SQL WHENEVER Parameters

  • condition (enum) - SQLERROR, OSERROR (SQL*Plus) or SQLERROR, SQLWARNING, NOT FOUND (embedded SQL)
  • action (enum) - EXIT or CONTINUE (SQL*Plus) or GOTO label, CALL procedure, STOP, CONTINUE (embedded)
  • status_code (int) - Numeric code returned to host shell when EXIT is used (SQL*Plus only)
  • commit_flag (enum) - COMMIT or ROLLBACK transaction when EXIT/CONTINUE fires (SQL*Plus only)

Example Queries Using SQL WHENEVER

-- Stop a deployment script if any SQL fails, roll back, and return code 1
WHENEVER SQLERROR EXIT 1 ROLLBACK;

-- Continue on OS file-system errors but keep running
WHENEVER OSERROR CONTINUE;

-- Embedded Pro*C example: jump to err_lbl on NOT FOUND
EXEC SQL WHENEVER NOT FOUND GOTO err_lbl;
...
err_lbl:
    /* error handling here */

Expected Output Using SQL WHENEVER

  • WHENEVER sets an internal directive
  • No rows are returned
  • On the first qualifying error, SQL*Plus exits (or continues) with the specified commit/rollback and status code; embedded SQL branches as configured

Use Cases with SQL WHENEVER

  • Automated migration scripts that must abort on the first failed statement
  • CI/CD pipelines where a non-zero exit code indicates failure
  • Data-load batch jobs that need to roll back if any step fails
  • Embedded C or COBOL programs that route NOT FOUND conditions to common error handlers

Common Mistakes with SQL WHENEVER

  • Assuming WHENEVER works inside PL/SQL blocks (it does not)
  • Forgetting to reset the directive, causing later scripts to exit unexpectedly
  • Omitting COMMIT/ROLLBACK and mistakenly leaving an open transaction
  • Using EXIT without specifying a return code, which may default to success in some shells

Related Topics

EXIT, ROLLBACK, COMMIT, DECLARE HANDLER, EXCEPTION handling, SQLWARNING, NOT FOUND

First Introduced In

Oracle SQL*Plus 1.0 (1980); ANSI Embedded SQL-86 for host languages

Frequently Asked Questions

What does SQL WHENEVER do?

It defines an automatic EXIT or CONTINUE action when a specified error condition occurs during script or embedded SQL execution.

How can I make a SQL*Plus script fail fast?

Place `WHENEVER SQLERROR EXIT 1 ROLLBACK;` at the top. The script stops on the first SQL error, rolls back, and returns exit code 1 to the shell.

Can I use WHENEVER inside PL/SQL packages?

No.
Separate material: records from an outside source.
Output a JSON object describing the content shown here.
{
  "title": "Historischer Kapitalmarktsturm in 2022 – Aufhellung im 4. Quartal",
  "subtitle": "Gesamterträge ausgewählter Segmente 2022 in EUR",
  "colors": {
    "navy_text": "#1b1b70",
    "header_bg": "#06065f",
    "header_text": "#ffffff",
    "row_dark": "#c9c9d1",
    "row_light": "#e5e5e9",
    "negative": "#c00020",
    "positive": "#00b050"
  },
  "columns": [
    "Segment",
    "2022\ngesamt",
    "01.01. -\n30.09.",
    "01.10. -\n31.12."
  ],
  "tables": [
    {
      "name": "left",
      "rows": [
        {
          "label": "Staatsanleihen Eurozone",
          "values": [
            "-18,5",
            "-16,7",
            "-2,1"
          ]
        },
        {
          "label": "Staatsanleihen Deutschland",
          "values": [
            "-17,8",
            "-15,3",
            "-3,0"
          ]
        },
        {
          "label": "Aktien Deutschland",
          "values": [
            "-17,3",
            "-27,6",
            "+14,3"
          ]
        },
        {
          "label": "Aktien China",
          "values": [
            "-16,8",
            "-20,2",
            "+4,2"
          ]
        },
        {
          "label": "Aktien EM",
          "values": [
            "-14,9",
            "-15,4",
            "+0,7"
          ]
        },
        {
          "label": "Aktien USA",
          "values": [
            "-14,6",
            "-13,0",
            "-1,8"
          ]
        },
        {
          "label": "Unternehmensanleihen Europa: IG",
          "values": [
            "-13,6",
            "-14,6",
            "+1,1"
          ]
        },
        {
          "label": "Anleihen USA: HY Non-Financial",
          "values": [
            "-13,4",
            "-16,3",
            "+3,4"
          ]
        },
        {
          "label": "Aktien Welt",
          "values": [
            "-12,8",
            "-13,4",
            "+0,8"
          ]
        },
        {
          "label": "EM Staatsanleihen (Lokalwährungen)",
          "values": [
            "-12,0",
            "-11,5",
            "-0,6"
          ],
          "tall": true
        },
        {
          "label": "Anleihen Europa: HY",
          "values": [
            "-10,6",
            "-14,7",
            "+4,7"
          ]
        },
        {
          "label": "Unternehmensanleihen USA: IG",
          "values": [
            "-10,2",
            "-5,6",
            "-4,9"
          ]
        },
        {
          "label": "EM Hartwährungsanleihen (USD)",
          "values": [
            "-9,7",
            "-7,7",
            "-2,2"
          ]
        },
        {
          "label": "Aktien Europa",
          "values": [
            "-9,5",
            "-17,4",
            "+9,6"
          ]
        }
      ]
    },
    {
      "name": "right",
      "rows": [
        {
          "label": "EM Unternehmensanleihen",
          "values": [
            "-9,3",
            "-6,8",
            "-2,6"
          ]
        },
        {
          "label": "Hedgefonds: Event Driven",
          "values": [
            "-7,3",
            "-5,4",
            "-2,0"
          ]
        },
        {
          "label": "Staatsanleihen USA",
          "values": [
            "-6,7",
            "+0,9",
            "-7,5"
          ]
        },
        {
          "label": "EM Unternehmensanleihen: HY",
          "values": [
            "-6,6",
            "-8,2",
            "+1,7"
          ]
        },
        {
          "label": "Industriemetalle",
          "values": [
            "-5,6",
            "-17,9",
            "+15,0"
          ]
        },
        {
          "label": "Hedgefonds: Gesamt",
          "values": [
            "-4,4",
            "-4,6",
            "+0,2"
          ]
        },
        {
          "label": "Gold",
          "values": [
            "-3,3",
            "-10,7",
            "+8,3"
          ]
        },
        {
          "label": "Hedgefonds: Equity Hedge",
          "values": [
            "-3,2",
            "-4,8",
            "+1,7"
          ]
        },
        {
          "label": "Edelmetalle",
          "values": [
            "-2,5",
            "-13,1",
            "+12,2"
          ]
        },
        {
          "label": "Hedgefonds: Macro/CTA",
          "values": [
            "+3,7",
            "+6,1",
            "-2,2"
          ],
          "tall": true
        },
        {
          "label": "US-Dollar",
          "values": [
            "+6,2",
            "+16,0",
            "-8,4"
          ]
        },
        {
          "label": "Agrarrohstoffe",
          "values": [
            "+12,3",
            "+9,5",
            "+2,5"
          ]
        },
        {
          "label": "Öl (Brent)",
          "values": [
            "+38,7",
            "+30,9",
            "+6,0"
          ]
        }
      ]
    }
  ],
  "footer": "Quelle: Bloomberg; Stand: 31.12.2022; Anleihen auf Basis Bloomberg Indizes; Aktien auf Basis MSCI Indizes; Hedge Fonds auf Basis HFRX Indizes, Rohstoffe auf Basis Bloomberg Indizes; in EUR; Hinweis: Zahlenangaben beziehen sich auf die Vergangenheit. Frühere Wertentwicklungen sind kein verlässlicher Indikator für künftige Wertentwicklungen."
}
WHENEVER is interpreted by the client or embedded SQL pre-compiler, not by the PL/SQL engine. Use EXCEPTION blocks inside PL/SQL instead.

Is WHENEVER portable across databases?

The concept exists in most embedded SQL implementations, but the syntax outside Oracle SQL*Plus may vary. Always check your client documentation before porting.